Second, Lifewater ensures churches have safe bathrooms on their premises, handwashing stations, clean water nearby, and the education to promote health within their congregations. It’s imperative that churches are early adopters of healthy hygiene practices.

Third, Lifewater encourages churches to help vulnerable households become Healthy Homes. Church leaders undergo a training to become WASH (water access, sanitation, and hygiene) advocates in their communities. These advocates are encouraged to identify widows, child-headed households, the elderly, and the disabled to help them meet the health standards of Lifewater’s programs.

What is Lifewater’s process? What does the organization do, and how does it do it?
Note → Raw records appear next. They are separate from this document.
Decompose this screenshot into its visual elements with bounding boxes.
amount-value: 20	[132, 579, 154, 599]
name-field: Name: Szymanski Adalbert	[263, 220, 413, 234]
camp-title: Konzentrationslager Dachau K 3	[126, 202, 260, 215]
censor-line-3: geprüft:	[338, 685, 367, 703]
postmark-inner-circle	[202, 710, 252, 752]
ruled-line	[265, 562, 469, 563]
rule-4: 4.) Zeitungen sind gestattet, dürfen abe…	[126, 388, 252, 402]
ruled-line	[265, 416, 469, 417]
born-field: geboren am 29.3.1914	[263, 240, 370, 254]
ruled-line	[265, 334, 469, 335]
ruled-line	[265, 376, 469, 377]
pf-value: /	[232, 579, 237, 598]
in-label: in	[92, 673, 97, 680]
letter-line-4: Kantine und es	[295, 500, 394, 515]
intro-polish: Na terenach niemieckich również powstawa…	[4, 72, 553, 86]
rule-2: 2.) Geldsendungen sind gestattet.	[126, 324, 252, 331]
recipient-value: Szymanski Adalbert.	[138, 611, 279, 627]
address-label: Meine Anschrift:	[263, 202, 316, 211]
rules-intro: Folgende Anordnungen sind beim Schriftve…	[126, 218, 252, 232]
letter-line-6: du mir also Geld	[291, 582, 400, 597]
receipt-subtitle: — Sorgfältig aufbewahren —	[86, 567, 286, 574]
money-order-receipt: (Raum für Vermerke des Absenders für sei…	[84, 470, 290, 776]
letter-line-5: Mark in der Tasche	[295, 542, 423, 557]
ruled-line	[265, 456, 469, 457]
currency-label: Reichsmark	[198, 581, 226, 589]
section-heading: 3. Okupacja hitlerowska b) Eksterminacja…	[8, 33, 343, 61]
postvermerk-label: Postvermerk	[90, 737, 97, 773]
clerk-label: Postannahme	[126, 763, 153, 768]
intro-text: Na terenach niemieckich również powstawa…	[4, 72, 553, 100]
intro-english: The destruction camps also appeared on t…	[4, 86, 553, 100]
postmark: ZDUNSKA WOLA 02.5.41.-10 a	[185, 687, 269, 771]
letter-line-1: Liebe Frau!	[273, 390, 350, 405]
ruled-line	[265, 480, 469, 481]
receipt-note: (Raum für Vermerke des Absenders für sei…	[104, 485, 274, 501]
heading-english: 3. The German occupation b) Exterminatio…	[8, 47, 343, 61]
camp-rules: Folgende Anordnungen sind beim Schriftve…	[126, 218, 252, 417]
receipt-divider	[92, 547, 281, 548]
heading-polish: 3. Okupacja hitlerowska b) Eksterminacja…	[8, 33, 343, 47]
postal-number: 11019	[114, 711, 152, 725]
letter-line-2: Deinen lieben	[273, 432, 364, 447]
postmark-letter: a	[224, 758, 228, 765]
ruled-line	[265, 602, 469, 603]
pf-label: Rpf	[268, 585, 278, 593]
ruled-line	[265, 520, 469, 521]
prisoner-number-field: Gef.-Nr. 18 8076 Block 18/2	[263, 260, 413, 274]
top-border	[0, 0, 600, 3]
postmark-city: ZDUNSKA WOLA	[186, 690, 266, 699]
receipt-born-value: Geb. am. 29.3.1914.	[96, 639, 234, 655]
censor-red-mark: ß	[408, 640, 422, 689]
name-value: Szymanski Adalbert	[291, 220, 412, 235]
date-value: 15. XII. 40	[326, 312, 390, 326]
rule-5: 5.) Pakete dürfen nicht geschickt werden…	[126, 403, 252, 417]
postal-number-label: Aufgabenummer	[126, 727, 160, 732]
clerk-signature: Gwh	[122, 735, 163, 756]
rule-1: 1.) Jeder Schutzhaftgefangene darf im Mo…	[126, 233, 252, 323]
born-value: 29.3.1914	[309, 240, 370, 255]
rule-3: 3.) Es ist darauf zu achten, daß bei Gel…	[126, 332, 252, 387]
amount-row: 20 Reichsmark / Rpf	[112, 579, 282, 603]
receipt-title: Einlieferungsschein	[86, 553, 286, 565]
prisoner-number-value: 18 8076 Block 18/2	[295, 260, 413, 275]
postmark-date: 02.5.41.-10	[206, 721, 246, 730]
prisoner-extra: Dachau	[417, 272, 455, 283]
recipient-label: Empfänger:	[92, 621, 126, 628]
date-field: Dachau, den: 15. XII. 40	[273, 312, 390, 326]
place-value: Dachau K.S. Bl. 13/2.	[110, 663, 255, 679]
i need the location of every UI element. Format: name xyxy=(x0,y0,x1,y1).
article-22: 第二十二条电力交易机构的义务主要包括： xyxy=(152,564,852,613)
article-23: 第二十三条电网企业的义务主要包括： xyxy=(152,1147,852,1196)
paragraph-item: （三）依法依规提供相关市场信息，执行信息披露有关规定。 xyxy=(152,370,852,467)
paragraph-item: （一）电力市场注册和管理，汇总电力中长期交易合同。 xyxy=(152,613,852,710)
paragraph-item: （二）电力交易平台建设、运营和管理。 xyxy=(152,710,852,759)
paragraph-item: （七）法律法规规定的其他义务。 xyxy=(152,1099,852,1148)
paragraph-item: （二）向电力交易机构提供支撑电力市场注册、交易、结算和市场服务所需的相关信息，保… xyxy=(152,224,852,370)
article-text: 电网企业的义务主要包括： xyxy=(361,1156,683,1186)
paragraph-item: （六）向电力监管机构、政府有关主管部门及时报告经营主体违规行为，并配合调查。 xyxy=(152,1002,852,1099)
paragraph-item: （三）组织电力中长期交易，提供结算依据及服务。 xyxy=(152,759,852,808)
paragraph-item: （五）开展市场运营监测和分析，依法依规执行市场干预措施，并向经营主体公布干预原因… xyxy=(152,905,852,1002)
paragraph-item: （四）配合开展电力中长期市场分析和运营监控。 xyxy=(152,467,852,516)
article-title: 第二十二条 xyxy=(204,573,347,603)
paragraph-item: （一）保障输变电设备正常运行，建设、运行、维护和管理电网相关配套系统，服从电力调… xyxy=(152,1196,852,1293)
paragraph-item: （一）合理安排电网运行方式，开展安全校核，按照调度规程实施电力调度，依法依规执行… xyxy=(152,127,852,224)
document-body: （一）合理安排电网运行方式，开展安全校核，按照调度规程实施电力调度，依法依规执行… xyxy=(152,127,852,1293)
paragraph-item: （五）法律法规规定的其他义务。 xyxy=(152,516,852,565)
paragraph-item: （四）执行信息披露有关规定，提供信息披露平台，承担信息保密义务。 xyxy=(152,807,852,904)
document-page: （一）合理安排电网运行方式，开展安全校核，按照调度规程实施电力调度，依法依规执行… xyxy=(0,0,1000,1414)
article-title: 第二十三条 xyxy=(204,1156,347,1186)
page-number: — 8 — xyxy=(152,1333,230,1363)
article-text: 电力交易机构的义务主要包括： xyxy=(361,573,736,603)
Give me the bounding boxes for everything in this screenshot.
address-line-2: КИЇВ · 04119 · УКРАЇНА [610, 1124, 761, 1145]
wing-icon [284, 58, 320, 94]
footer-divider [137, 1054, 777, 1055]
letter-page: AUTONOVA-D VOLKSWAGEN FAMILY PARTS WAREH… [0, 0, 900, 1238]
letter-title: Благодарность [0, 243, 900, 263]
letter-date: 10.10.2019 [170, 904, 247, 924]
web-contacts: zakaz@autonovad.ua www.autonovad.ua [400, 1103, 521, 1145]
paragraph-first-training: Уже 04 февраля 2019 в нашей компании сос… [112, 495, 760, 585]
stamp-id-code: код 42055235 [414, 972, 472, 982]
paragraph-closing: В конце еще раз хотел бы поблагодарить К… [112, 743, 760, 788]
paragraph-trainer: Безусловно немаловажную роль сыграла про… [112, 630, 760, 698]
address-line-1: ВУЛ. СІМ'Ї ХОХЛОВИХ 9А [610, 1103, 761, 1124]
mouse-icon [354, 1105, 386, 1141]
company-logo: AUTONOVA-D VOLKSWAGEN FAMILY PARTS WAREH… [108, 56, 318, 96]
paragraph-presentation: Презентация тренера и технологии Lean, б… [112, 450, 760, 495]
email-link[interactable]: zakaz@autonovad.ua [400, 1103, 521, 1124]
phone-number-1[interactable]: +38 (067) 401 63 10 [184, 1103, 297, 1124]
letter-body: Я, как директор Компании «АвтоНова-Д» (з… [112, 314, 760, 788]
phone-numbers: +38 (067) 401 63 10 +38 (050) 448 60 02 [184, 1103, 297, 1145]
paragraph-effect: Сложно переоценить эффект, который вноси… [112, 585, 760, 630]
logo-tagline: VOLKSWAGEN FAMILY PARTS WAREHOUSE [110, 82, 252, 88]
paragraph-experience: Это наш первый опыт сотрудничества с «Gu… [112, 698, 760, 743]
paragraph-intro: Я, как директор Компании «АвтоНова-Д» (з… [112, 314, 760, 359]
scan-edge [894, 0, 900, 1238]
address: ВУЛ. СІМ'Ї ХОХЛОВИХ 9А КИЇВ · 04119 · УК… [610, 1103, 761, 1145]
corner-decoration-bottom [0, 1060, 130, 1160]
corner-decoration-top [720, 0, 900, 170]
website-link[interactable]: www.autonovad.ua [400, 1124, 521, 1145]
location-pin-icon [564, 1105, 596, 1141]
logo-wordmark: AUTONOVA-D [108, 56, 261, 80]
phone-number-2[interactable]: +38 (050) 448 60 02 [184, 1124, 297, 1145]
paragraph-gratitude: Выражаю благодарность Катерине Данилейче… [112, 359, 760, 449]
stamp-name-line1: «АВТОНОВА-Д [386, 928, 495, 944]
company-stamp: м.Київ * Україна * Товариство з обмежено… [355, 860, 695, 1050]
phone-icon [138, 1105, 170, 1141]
Lifewater’s Vision of a Healthy Village strategy is a relationship-first method. This model transforms entire regions house by house, village by village, and school by school. It is among the most intensive household-level work happening in the entire developing world and is closely tracked for progress, sustainability, and overall impact.

We construct custom-engineered safe water sources and teach life-saving health and sanitation practices in local villages and schools in need.

Your gift reflects your trust in Lifewater International. We commit to honor your generosity by using your gift to help further the mission and vision of Lifewater International. Your donation is used by Lifewater International according to the project objectives to provide safe drinking water and improved sanitation and hygiene within the specified program area. Lifewater International is a charitable organization as described in 501(c)(3) of the Internal Revenue Code, registered in the United States. All donations are tax deductible to the full extent allowed by law.

Donations are non-refundable. Lifewater International will honor a donor’s request for any pre-approved program or project whenever possible. In rare occasions where this is not possible, gifts will be used where needed, in accordance with the organization’s charitable purpose. In accordance with this policy, donor’s explicitly release Lifewater International from further restriction on such funds.